Elements of ESG Due Diligence

In addition to qualitative analysis and presentation, ESG due diligence also includes consideration of the important KPIs of a potential target company in the transaction business, which are indispensable for corporate investors, financial investors or private equity firms (PE). The most important KPIs and PAIs (Principal Adverse Impacts) are based on the applicable regulations such as the CSRD, EU taxonomy, SFDR etc.. In addition, the analysis of climate protection and climate adaptation in connection with e.g. the TCFD (Task Force on Climate-Related Financial Disclosures) and EU taxonomy is nowadays one of the most important elements in ESG due diligence.
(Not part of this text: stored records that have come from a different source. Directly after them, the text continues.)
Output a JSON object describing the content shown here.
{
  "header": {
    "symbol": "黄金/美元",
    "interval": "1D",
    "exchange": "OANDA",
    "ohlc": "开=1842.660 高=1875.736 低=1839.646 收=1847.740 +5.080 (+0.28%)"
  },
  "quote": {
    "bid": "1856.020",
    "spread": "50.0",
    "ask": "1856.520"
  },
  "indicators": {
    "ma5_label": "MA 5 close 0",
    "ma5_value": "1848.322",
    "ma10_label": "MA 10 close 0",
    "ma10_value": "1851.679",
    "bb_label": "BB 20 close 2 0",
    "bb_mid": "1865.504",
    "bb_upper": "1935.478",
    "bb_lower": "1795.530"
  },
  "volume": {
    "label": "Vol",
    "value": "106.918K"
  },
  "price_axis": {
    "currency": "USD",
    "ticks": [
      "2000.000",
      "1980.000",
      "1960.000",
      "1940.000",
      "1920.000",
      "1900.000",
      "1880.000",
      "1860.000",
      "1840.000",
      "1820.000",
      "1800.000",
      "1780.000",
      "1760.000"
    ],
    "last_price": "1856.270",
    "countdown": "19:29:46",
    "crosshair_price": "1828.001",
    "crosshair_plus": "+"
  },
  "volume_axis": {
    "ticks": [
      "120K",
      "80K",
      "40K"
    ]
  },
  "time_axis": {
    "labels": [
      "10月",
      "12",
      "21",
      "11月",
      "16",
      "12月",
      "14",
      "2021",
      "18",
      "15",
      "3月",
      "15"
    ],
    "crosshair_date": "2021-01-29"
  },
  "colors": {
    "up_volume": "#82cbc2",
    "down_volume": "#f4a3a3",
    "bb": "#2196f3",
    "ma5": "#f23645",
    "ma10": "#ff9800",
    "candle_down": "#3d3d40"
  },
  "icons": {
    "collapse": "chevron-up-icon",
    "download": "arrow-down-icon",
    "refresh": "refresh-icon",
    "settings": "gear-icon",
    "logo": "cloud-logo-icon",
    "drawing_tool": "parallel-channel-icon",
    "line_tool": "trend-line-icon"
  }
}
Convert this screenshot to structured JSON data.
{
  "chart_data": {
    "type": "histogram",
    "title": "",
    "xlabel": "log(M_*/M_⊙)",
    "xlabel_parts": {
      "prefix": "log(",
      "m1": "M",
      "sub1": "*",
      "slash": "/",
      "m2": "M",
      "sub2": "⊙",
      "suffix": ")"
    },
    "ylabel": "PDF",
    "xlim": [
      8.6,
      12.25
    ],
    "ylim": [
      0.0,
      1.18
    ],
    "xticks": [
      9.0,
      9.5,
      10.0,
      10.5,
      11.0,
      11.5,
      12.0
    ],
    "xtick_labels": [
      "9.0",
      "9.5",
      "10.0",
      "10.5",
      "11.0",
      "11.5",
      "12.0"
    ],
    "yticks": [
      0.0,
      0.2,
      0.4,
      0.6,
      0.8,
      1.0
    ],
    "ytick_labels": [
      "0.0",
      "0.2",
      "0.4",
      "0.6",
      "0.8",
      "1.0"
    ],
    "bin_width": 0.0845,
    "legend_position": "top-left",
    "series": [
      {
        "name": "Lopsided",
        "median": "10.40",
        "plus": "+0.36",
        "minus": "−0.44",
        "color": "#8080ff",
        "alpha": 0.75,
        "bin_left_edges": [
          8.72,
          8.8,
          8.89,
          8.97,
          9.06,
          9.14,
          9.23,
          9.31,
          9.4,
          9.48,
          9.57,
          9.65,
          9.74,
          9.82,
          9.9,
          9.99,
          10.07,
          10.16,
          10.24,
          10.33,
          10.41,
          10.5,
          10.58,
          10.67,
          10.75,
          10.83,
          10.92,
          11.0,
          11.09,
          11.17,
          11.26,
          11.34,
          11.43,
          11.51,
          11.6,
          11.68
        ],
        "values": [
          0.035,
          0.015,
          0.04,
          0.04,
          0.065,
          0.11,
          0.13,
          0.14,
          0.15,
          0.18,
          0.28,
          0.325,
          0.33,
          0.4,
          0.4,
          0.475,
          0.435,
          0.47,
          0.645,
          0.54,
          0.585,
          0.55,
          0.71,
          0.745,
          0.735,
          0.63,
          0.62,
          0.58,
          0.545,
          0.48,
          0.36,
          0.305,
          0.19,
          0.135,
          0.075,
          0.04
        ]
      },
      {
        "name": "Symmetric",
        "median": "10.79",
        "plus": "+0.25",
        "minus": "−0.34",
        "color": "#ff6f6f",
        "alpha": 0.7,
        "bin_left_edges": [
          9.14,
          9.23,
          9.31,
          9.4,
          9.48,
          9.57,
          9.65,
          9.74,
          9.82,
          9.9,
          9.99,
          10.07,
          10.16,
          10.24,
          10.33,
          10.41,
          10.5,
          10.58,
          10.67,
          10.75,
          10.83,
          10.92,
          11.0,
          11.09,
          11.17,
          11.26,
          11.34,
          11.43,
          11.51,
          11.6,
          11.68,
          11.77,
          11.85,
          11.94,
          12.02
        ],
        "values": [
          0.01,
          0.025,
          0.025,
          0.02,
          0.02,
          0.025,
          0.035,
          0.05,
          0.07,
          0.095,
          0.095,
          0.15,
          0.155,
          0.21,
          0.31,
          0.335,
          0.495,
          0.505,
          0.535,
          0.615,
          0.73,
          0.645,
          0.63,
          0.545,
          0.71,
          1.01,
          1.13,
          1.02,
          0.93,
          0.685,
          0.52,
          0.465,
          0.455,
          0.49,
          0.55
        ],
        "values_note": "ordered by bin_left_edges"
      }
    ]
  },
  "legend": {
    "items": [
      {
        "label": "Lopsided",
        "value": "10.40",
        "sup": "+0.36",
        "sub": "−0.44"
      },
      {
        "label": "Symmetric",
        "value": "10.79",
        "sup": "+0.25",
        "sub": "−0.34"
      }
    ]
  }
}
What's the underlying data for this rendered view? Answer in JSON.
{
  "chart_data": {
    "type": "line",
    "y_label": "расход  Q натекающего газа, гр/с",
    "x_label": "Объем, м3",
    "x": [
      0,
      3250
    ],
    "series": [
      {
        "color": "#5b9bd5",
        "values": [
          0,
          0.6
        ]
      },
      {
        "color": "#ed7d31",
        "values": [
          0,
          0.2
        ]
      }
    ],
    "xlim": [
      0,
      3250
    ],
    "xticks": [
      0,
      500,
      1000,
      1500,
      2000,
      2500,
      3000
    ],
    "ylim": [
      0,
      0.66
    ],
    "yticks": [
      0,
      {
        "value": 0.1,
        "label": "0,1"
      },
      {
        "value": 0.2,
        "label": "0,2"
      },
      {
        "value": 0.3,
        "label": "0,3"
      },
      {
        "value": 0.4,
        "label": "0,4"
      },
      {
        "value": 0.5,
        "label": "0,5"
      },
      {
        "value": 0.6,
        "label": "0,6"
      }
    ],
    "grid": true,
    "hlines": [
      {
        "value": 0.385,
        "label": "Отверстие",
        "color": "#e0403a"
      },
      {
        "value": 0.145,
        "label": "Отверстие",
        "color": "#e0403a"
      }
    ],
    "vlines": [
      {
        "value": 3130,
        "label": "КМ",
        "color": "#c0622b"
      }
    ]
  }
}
Valuable Insights from the ESG Due Diligence Study

We asked around 150 active experts and consultants what role ESG already plays for a company as part of due diligence and what future trends can be expected. We have summarised the results in the publication "2022 EMA ESG Due Diligence Study".

For more information, click here for the full study: 2022 EMA ESG Due Diligence Study - KPMG Global, Dashboard and Webinar

Our ESG due diligence for your company or next transaction project

KPMG's ESG Due Diligence Framework is designed to support private equity firms and corporates in the transaction context and supports the sustainable development of ESG profiles of portfolio companies through the recurring ESG assessment. The integrated ESG due diligence framework created by KPMG includes both the assessment of the legally required qualitative requirements and the recording of the legally required quantitative KPIs and PAIs. KPMG's robust and flexible ESG due diligence framework enables a transparent and holistic presentation of a company, provides a clear scope and can be used for both a "high-level" ESG assessment and a "deep-dive" ESG assessment.

Your advantages at a glance

  • Identification of ESG risks and opportunities: Early identification of ESG risks and opportunities within buy-side and sell-side transactions to take action to improve value-critical issues and uncover value creation potential.
  • Risk mitigation: Mitigation and minimisation of legal, financial and reputational risks identified in relation to environmental, social and governance factors within the company, suppliers and partners.
  • Fulfilment of requirements: Identification of the requirements to be met and complied with by investors or companies and their suppliers and partners that are subject to the increasing ESG factors and regulations.
  • Creating transparency: Creating or increasing transparency by disclosing the necessary ESG key figures and implemented measures.
  • Improved decision-making: Informed decision-making through a comprehensive assessment of a company's ESG performance and in the selection of suppliers and partners.
  • Improved reputation: Improved image of a company through visible initiatives with environmental, social and governance factors and commitment to sustainability.  
  • Increased value creation: Identifying opportunities and value creation potential of ESG factors, designing sustainable value creation approaches and increasing the value creation of companies. Ensuring ESG standards among suppliers and partners in order to minimise risks in the supply chain.
  • Increase the chance of a deal: ESG due diligence can help make transactions easier and more likely to close.